After the surprise snowstorm last Sunday, the weather changed and turned "normal". Normal that is for Portland in December. This means mostly cloudy with rain here and there. And the temps warmed right back up! By the end of the week we were seeing highs in the mid-50s! On Christmas Eve it even got into the low 60's and sunny, nice enough to take a celebratory ride up to Mount Tabor. Highs around 50 is fairly normal for the dead of winter in Portland, which is why I laugh when I talk to people on the phone and they say "Portland? Gosh, it must be freezing up there!"

For the first couple days people were relieved that the temperature broke out of the "around freezing" range that it was locked into before the snow. But sure enough the complaining started. And complaining about the weather in Portland is quite a sport. The rain is something to get used to. Not everyone does. The worst complaining is probably done by the newbies, who think that the warnings about "the rain" were just a put on to discourage the influx of Californians. And it's not only the Californians that complain--expatriates of areas with much more severe winters are taken aback by the dampness and lack of sunlight (both in duration of day and amount of sun in a day) and will let us know.

But this my friends is the reality of Portland winter. Statistics prove that we get less annual rainfall than most cities in the midwest or northeast, but since our rain is concentrated in a six month period, it doesn't feel that way. It doesn't pour 24-7 November-April, but rain off-and-on during this period. It's due to the influence of the Pacific, pushing moisture in. Because of this type of weather pattern, it doesn't get as cold as a city of our latitude should (we lie at a comparable latitude to Minneapolis and Montreal), but since it doesn't it's always damp it leads to the moldy nature of things. And the complaining rages.

Is it really different anywhere, though? When I lived in Connecticut, we would bitch about the cold winter, waiting for summer. When the oppressive summer heat and humidity was on, we wished for it to get cool again. No one is happy with the season they're in. Even in parts of California!
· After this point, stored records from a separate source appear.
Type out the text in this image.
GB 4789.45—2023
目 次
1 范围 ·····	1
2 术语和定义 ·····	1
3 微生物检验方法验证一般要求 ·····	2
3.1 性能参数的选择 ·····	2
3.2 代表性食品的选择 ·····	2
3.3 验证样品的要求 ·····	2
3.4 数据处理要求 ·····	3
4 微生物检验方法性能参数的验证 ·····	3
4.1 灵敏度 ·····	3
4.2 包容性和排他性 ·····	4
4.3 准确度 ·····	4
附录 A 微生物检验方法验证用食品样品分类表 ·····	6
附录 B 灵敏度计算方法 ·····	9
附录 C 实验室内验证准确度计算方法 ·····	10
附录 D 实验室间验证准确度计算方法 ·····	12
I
After spending a summer in San Francisco, I can see where the quote (mis-attributed to Mark Twain) came from: "The coldest winter I ever spent was a summer in San Francisco."

What can you do?
1) Move to a climate that is more attune to your needs
2) Move to a place that has a "perfect" climate like Santa Barbara, California (daytime high all-year: 70) but then realize that rent is too expensive because everyone wants to live there because of the perfect climate, and then settle for a cheaper town on the outskirts of Santa Barbara where the hillside might fall down and kill you every five years or so
3) Try to appreciate every season in turn

I'm opting for number 3 right now. I realize that it's going to rain in the winter, skies will be cloudy, and the sun will set before 5pm. But I am going to appreciate the good aspects, like the mild temperatures that will allow me to bike around, the rain that will keep the grass green, the plants that grow here in the winter, the evergreen forests with soggy ferns underneath, the seasonal creeks and lakes now filled with water, the desire to get more projects done, and the coffee that will keep me going. When spring hits I'll appreciate the new plants and blooming trees, and more sun. When summer hits I'll appreciate the long, warm, dry, sunny days that will allow me to ride around and around and around. When we get into fall, I'll appreciate the leaves changing color and the return of the rain. And then winter will be here again.

So if I seem to tune out when you start to complain about the weather, now you know why.


  1. misattributed to Mark Twain?! Crazy! Well then, who DID say it, perfesser?

  2. I was going to ask the same question. Not Mark? then who?


  3. No one is really sure.

    From the San Francisco Chronicle:
    "The coldest winter I ever spent was a summer in San Francisco,'' a saying that is almost a San Francisco cliche, turns out to be an invention of unknown origin, the coolest thing Mark Twain never said.